Background: Chronic anticoagulation with warfarin is recommended in patients with hypertrophic cardiomyopathy (HCM) and atrial fibrillation (AF). Non-vitamin K oral anticoagulants (NOACs) are an alternative to warfarin but there are limited data to support their use in HCM.

Purpose: We sought to describe the pattern of use, stroke events, bleeding and mortality in patients with HCM and AF treated with NOACs, in comparison to those treated with warfarin.

Methods: Using the Korean National Health Insurance Service (NHIS) data during the period from 2011 to 2016, we identified patients with HCM and AF treated with NOACs (n=2302) and warfarin (n=1188). Comparisons on efficacy and safety outcomes were made on the basis of Cox-proportional hazards models stratified on 1:1 propensity score (PS)-matched NOAC (n=946) and warfarin groups (n=946).

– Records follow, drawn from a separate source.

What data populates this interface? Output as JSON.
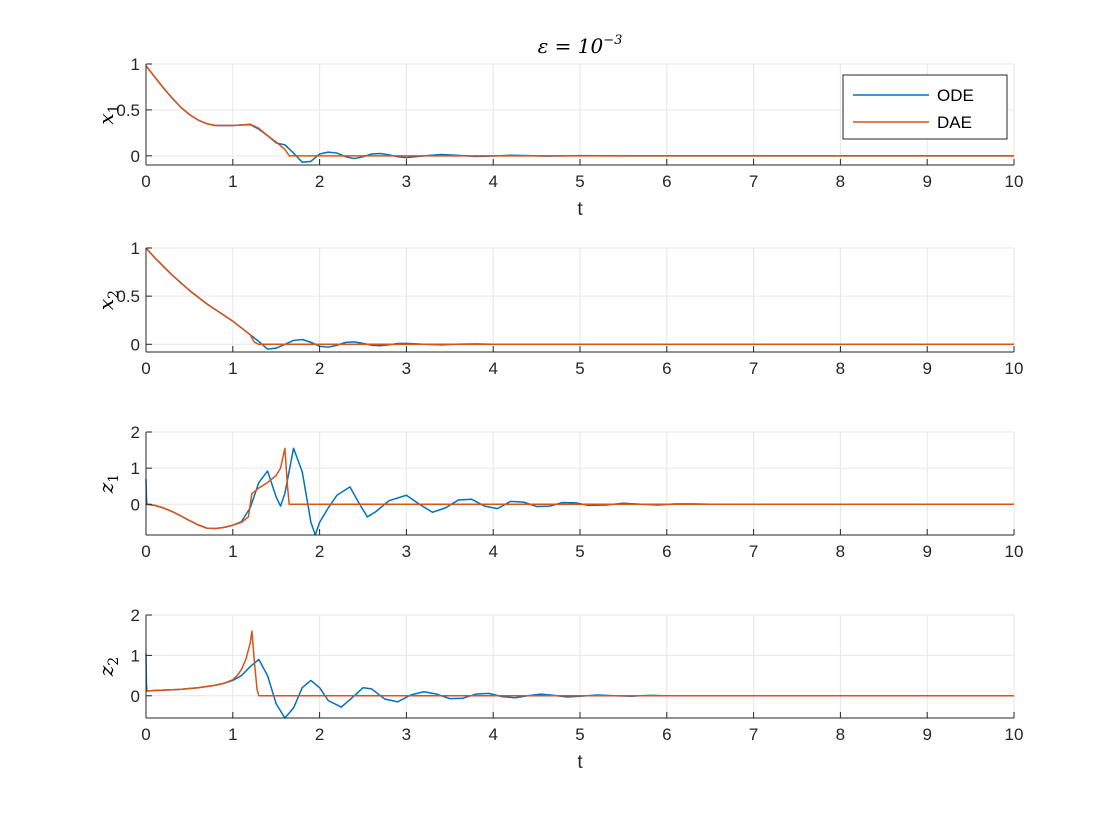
{
  "figure": {
    "title": "ε = 10",
    "title_exponent": "−3",
    "legend": {
      "placement": "top-right",
      "entries": [
        "ODE",
        "DAE"
      ]
    },
    "colors": {
      "ODE": "#0072BD",
      "DAE": "#D95319",
      "grid": "#e6e6e6",
      "axis": "#262626"
    }
  },
  "chart_data": [
    {
      "type": "line",
      "ylabel_main": "x",
      "ylabel_sub": "1",
      "xlabel": "t",
      "xlim": [
        0,
        10
      ],
      "ylim": [
        -0.1,
        1.0
      ],
      "xticks": [
        "0",
        "1",
        "2",
        "3",
        "4",
        "5",
        "6",
        "7",
        "8",
        "9",
        "10"
      ],
      "yticks": [
        {
          "v": 0,
          "label": "0"
        },
        {
          "v": 0.5,
          "label": "0.5"
        },
        {
          "v": 1,
          "label": "1"
        }
      ],
      "grid": true,
      "series": [
        {
          "name": "ODE",
          "x": [
            0,
            0.1,
            0.2,
            0.3,
            0.4,
            0.5,
            0.6,
            0.7,
            0.8,
            0.9,
            1.0,
            1.1,
            1.2,
            1.3,
            1.4,
            1.5,
            1.6,
            1.7,
            1.8,
            1.9,
            2.0,
            2.1,
            2.2,
            2.3,
            2.4,
            2.5,
            2.6,
            2.7,
            2.8,
            2.9,
            3.0,
            3.2,
            3.4,
            3.6,
            3.8,
            4.0,
            4.2,
            4.4,
            4.6,
            4.8,
            5.0,
            5.5,
            6,
            7,
            8,
            9,
            10
          ],
          "y": [
            0.98,
            0.86,
            0.74,
            0.63,
            0.53,
            0.45,
            0.39,
            0.35,
            0.33,
            0.33,
            0.33,
            0.335,
            0.34,
            0.29,
            0.22,
            0.14,
            0.12,
            0.03,
            -0.07,
            -0.06,
            0.02,
            0.04,
            0.03,
            -0.01,
            -0.03,
            -0.01,
            0.02,
            0.025,
            0.01,
            -0.01,
            -0.02,
            0.0,
            0.015,
            0.005,
            -0.008,
            -0.002,
            0.006,
            0.002,
            -0.003,
            0.0,
            0.002,
            0.0,
            0.0,
            0.0,
            0.0,
            0.0,
            0.0
          ]
        },
        {
          "name": "DAE",
          "x": [
            0,
            0.1,
            0.2,
            0.3,
            0.4,
            0.5,
            0.6,
            0.7,
            0.8,
            0.9,
            1.0,
            1.1,
            1.2,
            1.3,
            1.4,
            1.5,
            1.6,
            1.65,
            1.8,
            2,
            3,
            4,
            5,
            6,
            7,
            8,
            9,
            10
          ],
          "y": [
            0.98,
            0.86,
            0.74,
            0.63,
            0.53,
            0.45,
            0.39,
            0.35,
            0.33,
            0.33,
            0.33,
            0.335,
            0.345,
            0.3,
            0.22,
            0.15,
            0.07,
            0.0,
            0.0,
            0.0,
            0.0,
            0.0,
            0.0,
            0.0,
            0.0,
            0.0,
            0.0,
            0.0
          ]
        }
      ]
    },
    {
      "type": "line",
      "ylabel_main": "x",
      "ylabel_sub": "2",
      "xlabel": "",
      "xlim": [
        0,
        10
      ],
      "ylim": [
        -0.08,
        1.0
      ],
      "xticks": [
        "0",
        "1",
        "2",
        "3",
        "4",
        "5",
        "6",
        "7",
        "8",
        "9",
        "10"
      ],
      "yticks": [
        {
          "v": 0,
          "label": "0"
        },
        {
          "v": 0.5,
          "label": "0.5"
        },
        {
          "v": 1,
          "label": "1"
        }
      ],
      "grid": true,
      "series": [
        {
          "name": "ODE",
          "x": [
            0,
            0.1,
            0.2,
            0.3,
            0.4,
            0.5,
            0.6,
            0.7,
            0.8,
            0.9,
            1.0,
            1.1,
            1.2,
            1.3,
            1.4,
            1.5,
            1.6,
            1.7,
            1.8,
            1.9,
            2.0,
            2.1,
            2.2,
            2.3,
            2.4,
            2.5,
            2.6,
            2.7,
            2.8,
            2.9,
            3.0,
            3.2,
            3.4,
            3.6,
            3.8,
            4.0,
            4.5,
            5,
            6,
            7,
            8,
            9,
            10
          ],
          "y": [
            1.0,
            0.9,
            0.81,
            0.72,
            0.64,
            0.56,
            0.49,
            0.42,
            0.36,
            0.3,
            0.24,
            0.17,
            0.1,
            0.03,
            -0.05,
            -0.04,
            0.0,
            0.04,
            0.05,
            0.02,
            -0.02,
            -0.03,
            -0.01,
            0.02,
            0.025,
            0.01,
            -0.01,
            -0.015,
            -0.005,
            0.008,
            0.01,
            0.0,
            -0.006,
            0.002,
            0.004,
            0.0,
            0.0,
            0.0,
            0.0,
            0.0,
            0.0,
            0.0,
            0.0
          ]
        },
        {
          "name": "DAE",
          "x": [
            0,
            0.1,
            0.2,
            0.3,
            0.4,
            0.5,
            0.6,
            0.7,
            0.8,
            0.9,
            1.0,
            1.1,
            1.2,
            1.25,
            1.3,
            2,
            3,
            4,
            5,
            6,
            7,
            8,
            9,
            10
          ],
          "y": [
            1.0,
            0.9,
            0.81,
            0.72,
            0.64,
            0.56,
            0.49,
            0.42,
            0.36,
            0.3,
            0.24,
            0.17,
            0.1,
            0.02,
            0.0,
            0.0,
            0.0,
            0.0,
            0.0,
            0.0,
            0.0,
            0.0,
            0.0,
            0.0
          ]
        }
      ]
    },
    {
      "type": "line",
      "ylabel_main": "z",
      "ylabel_sub": "1",
      "xlabel": "",
      "xlim": [
        0,
        10
      ],
      "ylim": [
        -0.85,
        2.0
      ],
      "xticks": [
        "0",
        "1",
        "2",
        "3",
        "4",
        "5",
        "6",
        "7",
        "8",
        "9",
        "10"
      ],
      "yticks": [
        {
          "v": 0,
          "label": "0"
        },
        {
          "v": 1,
          "label": "1"
        },
        {
          "v": 2,
          "label": "2"
        }
      ],
      "grid": true,
      "series": [
        {
          "name": "ODE",
          "x": [
            0,
            0.005,
            0.01,
            0.1,
            0.2,
            0.3,
            0.4,
            0.5,
            0.6,
            0.7,
            0.8,
            0.9,
            1.0,
            1.1,
            1.2,
            1.3,
            1.4,
            1.5,
            1.55,
            1.6,
            1.7,
            1.8,
            1.9,
            1.95,
            2.0,
            2.1,
            2.2,
            2.35,
            2.45,
            2.55,
            2.65,
            2.8,
            3.0,
            3.15,
            3.3,
            3.45,
            3.6,
            3.75,
            3.9,
            4.05,
            4.2,
            4.35,
            4.5,
            4.65,
            4.8,
            4.95,
            5.1,
            5.3,
            5.5,
            5.7,
            5.9,
            6.1,
            6.3,
            6.5,
            7,
            8,
            9,
            10
          ],
          "y": [
            0.7,
            0.2,
            0.0,
            -0.03,
            -0.1,
            -0.2,
            -0.32,
            -0.45,
            -0.57,
            -0.66,
            -0.67,
            -0.64,
            -0.58,
            -0.48,
            -0.1,
            0.6,
            0.92,
            0.2,
            -0.05,
            0.3,
            1.55,
            0.9,
            -0.5,
            -0.85,
            -0.5,
            -0.1,
            0.25,
            0.48,
            0.05,
            -0.35,
            -0.2,
            0.1,
            0.25,
            0.0,
            -0.22,
            -0.1,
            0.12,
            0.14,
            -0.05,
            -0.12,
            0.08,
            0.06,
            -0.06,
            -0.05,
            0.05,
            0.04,
            -0.03,
            -0.02,
            0.03,
            0.0,
            -0.02,
            0.01,
            0.01,
            0.0,
            0.0,
            0.0,
            0.0,
            0.0
          ]
        },
        {
          "name": "DAE",
          "x": [
            0,
            0.1,
            0.2,
            0.3,
            0.4,
            0.5,
            0.6,
            0.7,
            0.8,
            0.9,
            1.0,
            1.1,
            1.18,
            1.22,
            1.25,
            1.3,
            1.4,
            1.5,
            1.55,
            1.6,
            1.63,
            1.65,
            1.7,
            2,
            3,
            4,
            5,
            6,
            7,
            8,
            9,
            10
          ],
          "y": [
            0.0,
            -0.03,
            -0.1,
            -0.2,
            -0.32,
            -0.45,
            -0.57,
            -0.66,
            -0.67,
            -0.64,
            -0.58,
            -0.5,
            -0.35,
            0.3,
            0.35,
            0.45,
            0.6,
            0.8,
            1.0,
            1.55,
            0.5,
            0.0,
            0.0,
            0.0,
            0.0,
            0.0,
            0.0,
            0.0,
            0.0,
            0.0,
            0.0,
            0.0
          ]
        }
      ]
    },
    {
      "type": "line",
      "ylabel_main": "z",
      "ylabel_sub": "2",
      "xlabel": "t",
      "xlim": [
        0,
        10
      ],
      "ylim": [
        -0.55,
        2.0
      ],
      "xticks": [
        "0",
        "1",
        "2",
        "3",
        "4",
        "5",
        "6",
        "7",
        "8",
        "9",
        "10"
      ],
      "yticks": [
        {
          "v": 0,
          "label": "0"
        },
        {
          "v": 1,
          "label": "1"
        },
        {
          "v": 2,
          "label": "2"
        }
      ],
      "grid": true,
      "series": [
        {
          "name": "ODE",
          "x": [
            0,
            0.005,
            0.01,
            0.1,
            0.2,
            0.3,
            0.4,
            0.5,
            0.6,
            0.7,
            0.8,
            0.9,
            1.0,
            1.1,
            1.2,
            1.3,
            1.4,
            1.5,
            1.6,
            1.7,
            1.8,
            1.9,
            2.0,
            2.1,
            2.25,
            2.4,
            2.5,
            2.6,
            2.75,
            2.9,
            3.05,
            3.2,
            3.35,
            3.5,
            3.65,
            3.8,
            3.95,
            4.1,
            4.25,
            4.4,
            4.55,
            4.7,
            4.85,
            5.0,
            5.2,
            5.4,
            5.6,
            5.8,
            6.0,
            6.5,
            7,
            8,
            9,
            10
          ],
          "y": [
            1.05,
            0.3,
            0.12,
            0.13,
            0.14,
            0.15,
            0.16,
            0.18,
            0.2,
            0.23,
            0.26,
            0.31,
            0.38,
            0.5,
            0.72,
            0.9,
            0.5,
            -0.2,
            -0.55,
            -0.3,
            0.2,
            0.38,
            0.2,
            -0.12,
            -0.28,
            0.0,
            0.2,
            0.17,
            -0.08,
            -0.15,
            0.02,
            0.1,
            0.04,
            -0.07,
            -0.06,
            0.04,
            0.06,
            -0.02,
            -0.05,
            0.0,
            0.04,
            0.01,
            -0.03,
            -0.01,
            0.02,
            0.0,
            -0.01,
            0.01,
            0.0,
            0.0,
            0.0,
            0.0,
            0.0,
            0.0
          ]
        },
        {
          "name": "DAE",
          "x": [
            0,
            0.1,
            0.2,
            0.3,
            0.4,
            0.5,
            0.6,
            0.7,
            0.8,
            0.9,
            1.0,
            1.05,
            1.1,
            1.15,
            1.2,
            1.22,
            1.25,
            1.28,
            1.3,
            1.35,
            2,
            3,
            4,
            5,
            6,
            7,
            8,
            9,
            10
          ],
          "y": [
            0.12,
            0.13,
            0.14,
            0.15,
            0.16,
            0.18,
            0.2,
            0.23,
            0.26,
            0.31,
            0.4,
            0.5,
            0.65,
            0.9,
            1.3,
            1.6,
            0.8,
            0.15,
            0.0,
            0.0,
            0.0,
            0.0,
            0.0,
            0.0,
            0.0,
            0.0,
            0.0,
            0.0,
            0.0
          ]
        }
      ]
    }
  ]
}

Results: Baseline characteristics were well balanced between the two matched groups. Median age was 67 years (interquartile range: 58 to 74 years), 55.9% male, and median CHA2DS2-VASc score was 5 (interquartile range: 3 to 6). A total of 51.9% of the NOAC-treated patients received a reduced dose of dabigatran, rivaroxaban, or apixaban. After a mean 1.30 years of follow-up, the incidence of ischemic stroke and major bleeding were similar between NOAC- and warfarin treated patients. The incidence for ischemic stroke was 10.99 and 9.38 per 100 person-years for NOACs and warfarin, respectively (adjusted hazard ratio [aHR]: 0.996; 95% confidence interval [CI] 0.763–1.299; p=0.975). Major bleeding occurred in 5.48 per 100 person-years in the NOAC group vs. 5.26 in warfarin group (aHR: 0.932; 95% CI 0.649–1.338; p=0.703). However, patients treated with NOAC showed a significantly lower risk of all-cause mortality and the composite net clinical outcome (ischemic stroke, major bleeding, and all-cause death) compared to those on warfarin. The incidence of all-cause death was 4.98 and 10.69 per 100 person-years for NOACs and warfarin, respectively (aHR: 0.442; 95% CI 0.318–0.613; p<0.0001). The benefits were consistent across various high-risk subgroups.

Conclusions: Compared with those with warfarin, HCM patients with AF on NOACs had lower risk of all-cause mortality and similar risk of major bleeding and ischemic stroke.